Александров, видно не поняв намека, небрежно ответил:
— Наслушался я врачей! Чего они только не наговорили и отцу и матери. Предсказывали, что я долго не проживу. В детстве я был очень слабым. И все оказалось ерундой. Учился я не хуже других, и армию и войну прошел. И даже пятидесятимиллиметровая мина не могла меня убить.
— Хороший ты парень, да хвастовства у тебя хоть отбавляй, — буркнул Воронов.
— Я не к тому, чтобы хвастаться, — смутился Александров. — Сам знаю, что не очень-то крепок. Потому после ранения приехал сюда. Спасибо, нашелся умный врач, сказал: перемени климат, поезжай в лес. А валяться в постели не собираюсь. Знаю себя.
— Смотри! — Воронов покачал головой и переменил тему: — Ну, что у тебя, рассказывай!
Пока Воронов умывался, главный механик разложил на столе большой рулон бумаги. Воронов взглянул на чертежи, продолжая растирать лицо мохнатым полотенцем.
— Чертежи электростанции. Что скажешь? — и Александров выжидающе посмотрел на начальника.
Но что Воронов мог сказать, когда знал, что строить ее пока некому — людей надо отправить на восстановление плотины.
— Вот здесь список, чего еще не хватает, — продолжал Александров, приунывший от этого молчания. — И вот список оборудования для механической мастерской…
— Ну что ж, поезжай, закажи все, что нужно, — сказал Воронов. «Пусть оборудование будет на месте, — подумал он, — есть не просит, а потом, когда пройдет горячка сплавных работ, можно будет заняться и электростанцией».
— Мякелев не подписывает.
— Он только хотел узнать мое мнение, — оправдал Воронов своего заместителя. — В понедельник можешь ехать. А тут что у тебя? — Воронов кивнул на другой рулон, аккуратно завязанный шпагатом.
— Тут будущий Туулилахти, — шутливо ответил Александров и развернул перед Вороновым лист.
— Да ты, оказывается, и архитектор! А помнишь, что тут было?
Как же Александрову не помнить! Он приехал сюда еще в военной форме, только без погон. У входа в оставшуюся от войны землянку висела вывеска: «Контора сплавного рейда». Воронов, тоже еще в военном кителе, сидел на кровати, перед ним стоял его «письменный стол», сколоченный из грубых досок. За этим столом они вместе составили первую заявку на машины — на локомобиль и пилораму, тут же набросали чертежи первого здания — столовой, общежития и конторы — все под одной крышей.
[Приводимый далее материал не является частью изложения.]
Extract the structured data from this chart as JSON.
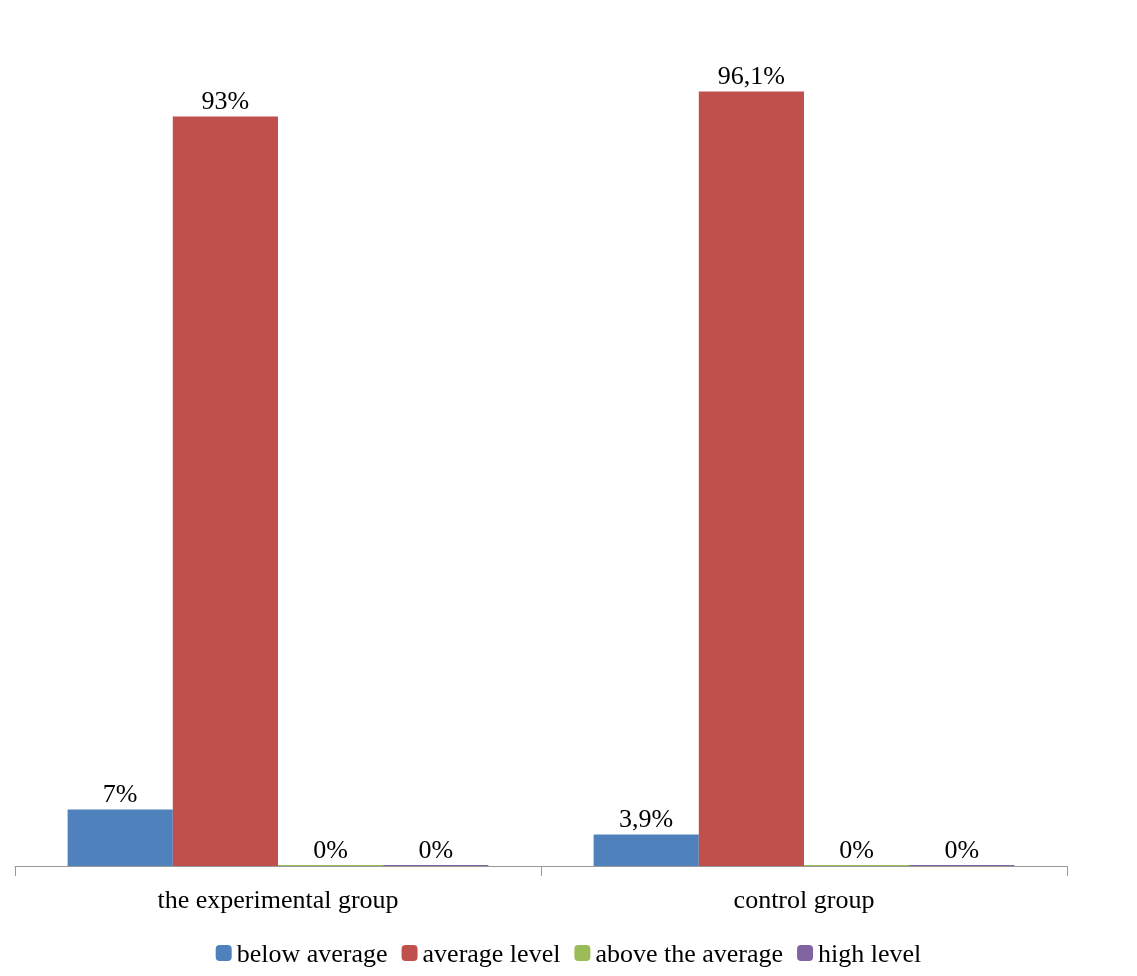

А теперь Туулилахти уже большой поселок с широкими прямыми улицами, с магазинами, клубом, библиотекой, больницей, школой… В запани работают передвижные электростанции, большая сплоточная машина «Унжелесовец», много циркульных пил, лебедок. На окраине поселка грохочут бульдозеры, расчищая строительные площадки для новых домов.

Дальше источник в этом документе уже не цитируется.